I personally drank raw goat milk that I milked myself almost every day during a three-month apprenticeship I did on a small, sustainably run farm on the East Coast, and enjoyed robust health during that time. Apparently, not only can raw milk be safe, but it can be abundantly more nutritious than pasteurized milk. According to the Campaign for Real Milk, "Pasteurization destroys enzymes, diminishes vitamin content, denatures fragile milk proteins, destroys vitamins C, B12 and B6, kills beneficial bacteria, promotes pathogens and is associated with allergies, increased tooth decay, colic in infants, growth problems in children, osteoporosis, arthritis, heart disease and cancer. Calves fed pasteurized milk do poorly and many die before maturity."
Before I end, I want to note that I have noticed a vociferous aversion to farming among a number of my teachers and peers over the years, based on the misguided argument that Jews are meant to be businessmen or professionals, and chassidim are meant to be on shlichus, and you can't do shlichus on a farm.
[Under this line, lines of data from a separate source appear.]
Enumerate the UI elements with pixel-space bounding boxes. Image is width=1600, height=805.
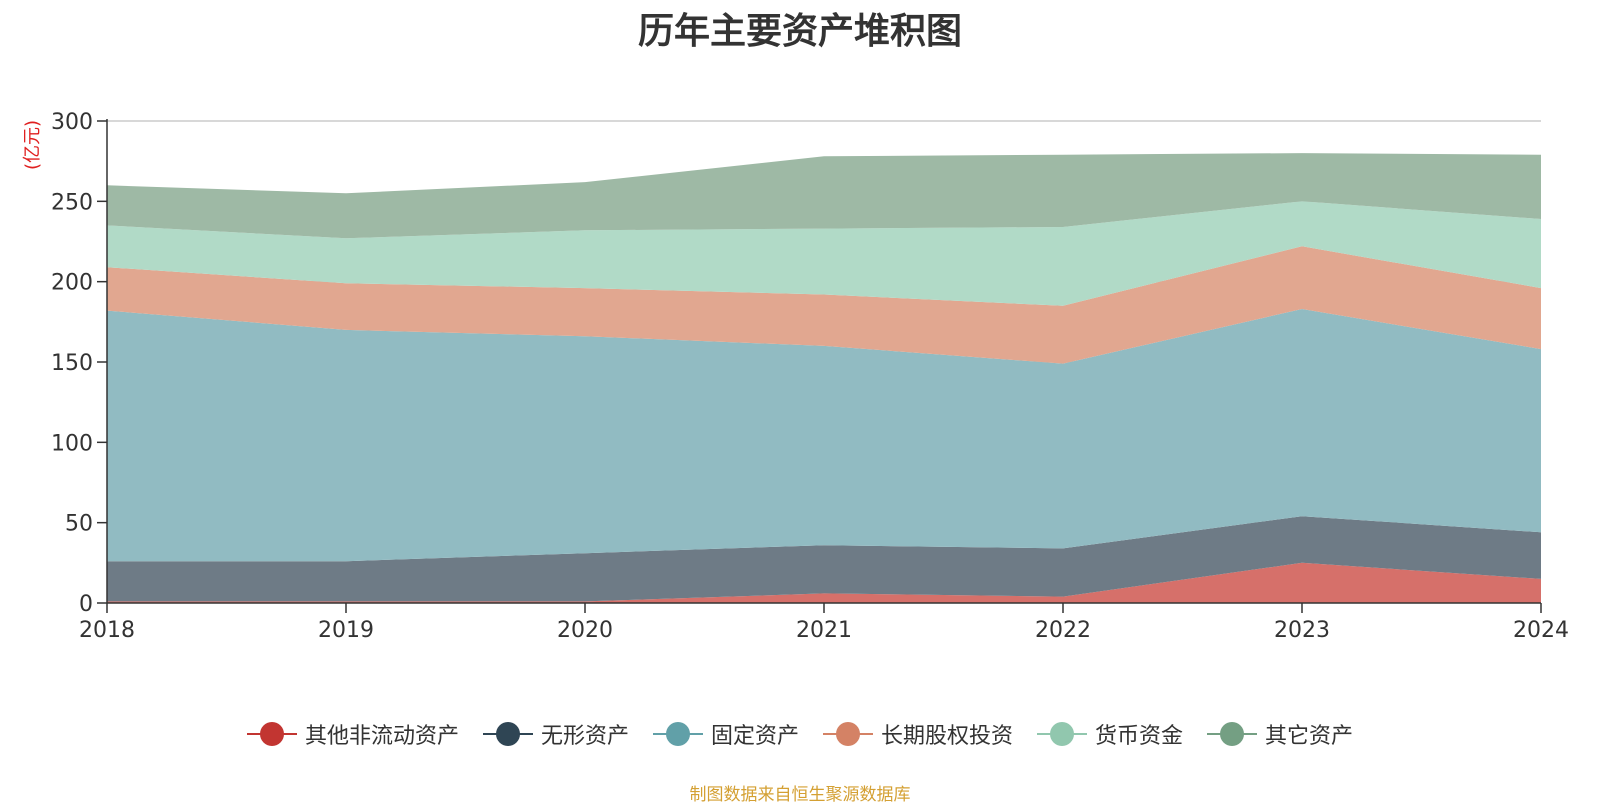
data-source-note: 制图数据来自恒生聚源数据库 — [689, 785, 911, 805]
legend-marker — [482, 721, 533, 747]
area-series — [107, 153, 1541, 603]
legend-marker — [652, 721, 703, 747]
y-tick-label: 0 — [79, 592, 93, 617]
legend-item[interactable]: 其他非流动资产 — [246, 718, 459, 750]
x-tick-label: 2024 — [1513, 618, 1569, 643]
legend-label: 其他非流动资产 — [304, 724, 459, 749]
legend-label: 长期股权投资 — [881, 724, 1014, 749]
stacked-area-chart: 0 50 100 150 200 250 300 2018 2019 2020 2021 2022 20… — [22, 110, 1569, 643]
y-tick-label: 300 — [51, 110, 93, 135]
y-tick-label: 100 — [51, 431, 93, 456]
area-长期股权投资 — [107, 246, 1541, 364]
area-固定资产 — [107, 309, 1541, 562]
x-tick-label: 2018 — [79, 618, 135, 643]
y-tick-label: 150 — [51, 351, 93, 376]
chart-title: 历年主要资产堆积图 — [637, 11, 962, 52]
legend: 其他非流动资产 无形资产 固定资产 长期股权投资 货币资金 其它资产 — [0, 718, 1600, 750]
legend-label: 无形资产 — [540, 724, 629, 749]
legend-marker — [823, 721, 873, 747]
legend-item[interactable]: 其它资产 — [1207, 718, 1353, 750]
x-tick-label: 2022 — [1035, 618, 1091, 643]
legend-item[interactable]: 无形资产 — [482, 718, 629, 750]
legend-marker — [246, 721, 297, 747]
legend-label: 货币资金 — [1095, 724, 1184, 749]
y-tick-label: 50 — [65, 512, 93, 537]
y-tick-label: 200 — [51, 271, 93, 296]
tick-labels: 0 50 100 150 200 250 300 2018 2019 2020 2021 2022 20… — [51, 110, 1569, 643]
x-tick-label: 2020 — [557, 618, 613, 643]
axes — [97, 119, 1542, 613]
y-unit-label: (亿元) — [22, 120, 43, 170]
legend-item[interactable]: 货币资金 — [1037, 718, 1183, 750]
y-tick-label: 250 — [51, 190, 93, 215]
area-货币资金 — [107, 201, 1541, 306]
legend-marker — [1037, 721, 1088, 747]
x-tick-label: 2023 — [1274, 618, 1330, 643]
legend-item[interactable]: 长期股权投资 — [823, 718, 1013, 750]
x-tick-label: 2021 — [796, 618, 852, 643]
area-其它资产 — [107, 153, 1541, 239]
area-无形资产 — [107, 516, 1541, 602]
legend-label: 其它资产 — [1265, 724, 1354, 749]
legend-label: 固定资产 — [710, 724, 799, 749]
legend-item[interactable]: 固定资产 — [652, 718, 799, 750]
legend-marker — [1207, 721, 1258, 747]
x-tick-label: 2019 — [318, 618, 374, 643]
area-其他非流动资产 — [107, 562, 1541, 603]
I don't know what these opinions are based on. As a bit of anecdotal evidence to the contrary, the life of Zusik Rivkin, a Lubavitcher chassid and dairy farmer who lived in Kfar Chabad in Israel, is illustrative. The following is a patched-together accounting from a couple articles about his life:
[As a youth, his] family made it to Israel, where Zusik was sent to study in the Central Lubavitcher Yeshiva-Tomchei Temimim in Lod. Unlike the other students, the young Rivkin did not pursue rabbinical studies, instead following the personal directives of the Lubavitcher Rebbe, Rabbi Menachem M. Schneerson of righteous memory, who instructed the boy to take up agriculture. “He believed it was part of his mission as a Chasid to show the world that a religious Jew works hard on the field and at the books,” recalled one of Rivkin’s family members in an interview after his passing. Until his very last day, Zusik, as he was known to his friendly neighbors, saw dairy farming as his "mission in the world," lording over a herd of some 130 cows that collectively produced more than 1,500 liters of kosher milk each day.
(see the full articles here and here.)
Hopefully this will provide something for you to think about.